Welcome to the second of a series of articles on game technology from the XNA group at Microsoft. Last month’s article by Frank Savage discussed features of the newly released XNA Game Studio 2.0, the XNA group’s managed code SDK for community-built games. This month, we turn our attention to the work the XNA team has been doing for native code development in the area of audio technology as we discuss the new cross-platform audio library for Windows and Xbox 360: XAudio2.
A bit of history first: The year is 1995. An Intel Pentium processor running at 133MHz is bleeding-edge and ISA is the standard PC interface. “Google” means “10 to the hundredth power,” Bill Clinton is starting his second term and “Braveheart” wins the Oscar for best picture. In September of that year, Microsoft releases a new technology for Windows games called DirectX.
Since then, DirectX, and its audio component DirectSound, have allowed game programmers to write to a single API set that works across any hardware with a DirectX-compatible driver. The DirectX model continues to be used today and is by far the most popular native-code game development environment.
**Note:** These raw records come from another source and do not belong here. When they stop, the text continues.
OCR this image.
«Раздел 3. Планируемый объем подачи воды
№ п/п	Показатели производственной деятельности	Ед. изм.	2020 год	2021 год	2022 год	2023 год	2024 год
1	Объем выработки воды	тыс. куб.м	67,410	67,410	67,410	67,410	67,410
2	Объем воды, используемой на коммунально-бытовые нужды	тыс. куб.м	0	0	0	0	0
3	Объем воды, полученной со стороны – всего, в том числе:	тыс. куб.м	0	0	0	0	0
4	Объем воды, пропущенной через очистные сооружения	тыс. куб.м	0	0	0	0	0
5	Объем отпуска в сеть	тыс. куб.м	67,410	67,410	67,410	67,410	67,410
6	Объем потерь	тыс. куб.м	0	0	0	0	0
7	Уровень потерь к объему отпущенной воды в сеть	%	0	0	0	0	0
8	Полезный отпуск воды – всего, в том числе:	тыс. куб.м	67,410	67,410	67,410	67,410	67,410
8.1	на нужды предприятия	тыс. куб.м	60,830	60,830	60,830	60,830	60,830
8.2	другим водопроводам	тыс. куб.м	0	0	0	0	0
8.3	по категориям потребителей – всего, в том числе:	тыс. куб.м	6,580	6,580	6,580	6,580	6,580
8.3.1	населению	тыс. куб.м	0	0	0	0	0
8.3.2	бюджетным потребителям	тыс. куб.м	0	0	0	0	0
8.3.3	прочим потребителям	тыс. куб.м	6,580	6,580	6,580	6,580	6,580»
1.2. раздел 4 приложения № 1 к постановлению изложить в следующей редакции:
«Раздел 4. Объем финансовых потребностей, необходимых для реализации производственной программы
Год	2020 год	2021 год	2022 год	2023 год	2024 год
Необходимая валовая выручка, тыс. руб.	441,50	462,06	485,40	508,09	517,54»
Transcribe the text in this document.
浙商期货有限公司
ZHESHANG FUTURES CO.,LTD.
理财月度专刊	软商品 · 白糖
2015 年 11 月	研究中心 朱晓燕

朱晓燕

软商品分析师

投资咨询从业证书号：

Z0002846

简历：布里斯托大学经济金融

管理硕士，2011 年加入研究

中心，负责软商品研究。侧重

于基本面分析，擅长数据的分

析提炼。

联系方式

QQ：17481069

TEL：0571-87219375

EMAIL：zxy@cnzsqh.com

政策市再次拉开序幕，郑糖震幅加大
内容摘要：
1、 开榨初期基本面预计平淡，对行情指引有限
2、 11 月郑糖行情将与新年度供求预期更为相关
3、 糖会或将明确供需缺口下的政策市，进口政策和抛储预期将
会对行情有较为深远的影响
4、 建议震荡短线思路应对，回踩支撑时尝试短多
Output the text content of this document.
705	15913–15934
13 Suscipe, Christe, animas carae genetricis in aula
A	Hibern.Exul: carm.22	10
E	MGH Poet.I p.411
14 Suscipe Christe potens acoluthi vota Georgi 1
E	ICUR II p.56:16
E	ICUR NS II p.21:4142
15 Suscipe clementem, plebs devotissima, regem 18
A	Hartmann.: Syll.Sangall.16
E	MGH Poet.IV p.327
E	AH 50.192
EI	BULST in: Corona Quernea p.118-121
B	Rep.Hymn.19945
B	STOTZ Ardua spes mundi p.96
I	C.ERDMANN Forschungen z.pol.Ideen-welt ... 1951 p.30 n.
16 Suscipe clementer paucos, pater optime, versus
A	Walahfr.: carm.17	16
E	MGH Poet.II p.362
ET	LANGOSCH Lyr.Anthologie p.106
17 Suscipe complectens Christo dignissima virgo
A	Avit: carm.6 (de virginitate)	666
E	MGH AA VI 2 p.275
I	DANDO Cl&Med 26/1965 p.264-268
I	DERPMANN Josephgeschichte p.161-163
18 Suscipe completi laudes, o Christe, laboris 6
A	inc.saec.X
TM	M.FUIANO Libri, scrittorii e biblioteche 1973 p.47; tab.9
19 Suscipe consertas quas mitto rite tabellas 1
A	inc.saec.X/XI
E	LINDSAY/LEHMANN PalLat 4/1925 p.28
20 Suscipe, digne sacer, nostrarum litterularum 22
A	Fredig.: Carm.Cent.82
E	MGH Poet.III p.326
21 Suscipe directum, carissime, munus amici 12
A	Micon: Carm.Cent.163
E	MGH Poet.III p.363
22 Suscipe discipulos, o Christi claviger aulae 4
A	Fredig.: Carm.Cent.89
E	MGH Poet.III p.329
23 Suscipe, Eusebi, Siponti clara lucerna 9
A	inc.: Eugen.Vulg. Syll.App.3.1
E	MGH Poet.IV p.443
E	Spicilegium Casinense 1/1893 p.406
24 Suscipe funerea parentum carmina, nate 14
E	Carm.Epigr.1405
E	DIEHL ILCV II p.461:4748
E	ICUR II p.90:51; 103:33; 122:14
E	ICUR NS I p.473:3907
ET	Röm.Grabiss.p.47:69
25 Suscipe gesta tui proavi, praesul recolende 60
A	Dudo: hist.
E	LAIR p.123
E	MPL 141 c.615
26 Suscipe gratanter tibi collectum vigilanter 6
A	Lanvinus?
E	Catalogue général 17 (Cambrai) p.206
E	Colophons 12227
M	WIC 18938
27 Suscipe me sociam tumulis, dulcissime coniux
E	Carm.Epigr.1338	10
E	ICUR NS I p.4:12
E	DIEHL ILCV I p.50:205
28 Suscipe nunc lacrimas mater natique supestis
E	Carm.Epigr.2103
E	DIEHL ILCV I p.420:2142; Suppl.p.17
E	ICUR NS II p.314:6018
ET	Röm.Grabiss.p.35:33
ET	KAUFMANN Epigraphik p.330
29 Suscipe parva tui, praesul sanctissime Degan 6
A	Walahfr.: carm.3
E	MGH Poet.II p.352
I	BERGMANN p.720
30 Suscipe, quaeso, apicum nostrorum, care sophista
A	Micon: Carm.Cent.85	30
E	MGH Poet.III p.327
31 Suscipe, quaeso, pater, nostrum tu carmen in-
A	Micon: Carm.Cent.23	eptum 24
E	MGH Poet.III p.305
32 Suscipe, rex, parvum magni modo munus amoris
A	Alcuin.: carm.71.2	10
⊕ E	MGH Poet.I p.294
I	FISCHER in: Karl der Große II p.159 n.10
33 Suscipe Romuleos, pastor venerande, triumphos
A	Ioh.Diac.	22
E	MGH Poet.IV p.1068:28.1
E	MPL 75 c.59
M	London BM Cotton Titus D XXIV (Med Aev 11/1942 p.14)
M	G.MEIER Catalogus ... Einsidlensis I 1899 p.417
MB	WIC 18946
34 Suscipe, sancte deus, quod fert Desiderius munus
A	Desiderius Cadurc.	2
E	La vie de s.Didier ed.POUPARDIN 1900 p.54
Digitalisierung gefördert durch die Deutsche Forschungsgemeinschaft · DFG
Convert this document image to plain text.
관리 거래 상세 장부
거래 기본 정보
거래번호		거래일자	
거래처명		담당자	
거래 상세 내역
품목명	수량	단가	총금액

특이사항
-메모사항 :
Back when DirectX began, DirectSound provided two important functions. First, it provided a simple software mixer, allowing a game running on Intel 486 and Pentium-class CPUs to play and mix sounds in software. Second, it provided a means for games to easily take advantage of any DirectX-compatible audio cards to off-load the CPU for audio processing, particularly 3D audio processing. The buffer metaphor used by DirectSound and the on-board sound memory reflected the slow ISA bus and the architecture of the sound cards of the day.
Over the following dozen years, some major changes occurred in game audio. First and most obvious, the power of the main CPU in PCs and game consoles increased dramatically. In addition to the clock speed increases from 133 MHz to 3 GHz, the nature of the CPUs themselves changed. With the introduction of MMX and SSE/SSE2, the number of instructions per clock cycle also increased. Audio processing is particularly well-suited to take advantage of these parallel vector processing architectures.
The cherry on top, from a processing-power perspective, is the move to multi-core, hyper-threaded systems. Add it all up, and the amount of CPU processing available for audio has increased by nearly a factor of 100 since DirectSound was first introduced. The end result: today’s CPUs are more than capable of creating extremely compelling game audio all on their own.
The second change in the game audio industry is the nature of game audio itself. When DirectSound was introduced, game audio was generally quite simplistic: when a game event happened, such as a gunshot, the game would play a gunshot wave that was loaded into a DirectSound buffer. The game could set pitch and volume, and also define a roll-off curve with distance by using the DirectSound3D API—but that’s about as fancy as things got. Sixteen or so concurrent sounds were considered plenty.
Today, sound designers and composers have moved well beyond the simplistic notion of just playing a wave file in response to a game event. Sounds are now often composed of multiple wave files, played simultaneously, each with their own pitch and volume. Imagine an explosion sound that is not just a simple recording of an explosion, but rather a combination of the initial low boom, a higher-pitched crack, and a longer tail.
By combining these individual elements at run-time instead of pre-mixing them into a single wave file, a game can create much more variety in sound effects by separately varying the pitch and volume of each component as it’s played back during the game. A more extreme example is found in modern racing games, which can use as many as 60 waves for each car.
We’ve certainly come a long way from the “one sound equals one wave file” notion of game sounds! In addition to composite sounds, environmental modeling—the emulation of audio environments—is now a staple in game sound. This requires flexible reverberation for room simulation, as well as filtering for occlusion and obstruction effects.
Though it supported some of these new audio needs through DirectSound’s property set extension mechanism, DirectSound’s underlying architecture didn’t have the flexibility to support them all by itself. To meet the changing needs of game audio developers, DirectSound was enhanced to provide basic digital signal processing (DSP) support in the 1999 release of DirectX 8. Although DirectSound 8 allowed a developer to add software DSP effects to a DirectSound buffer, the overall buffer-based architecture of DirectSound remained essentially intact.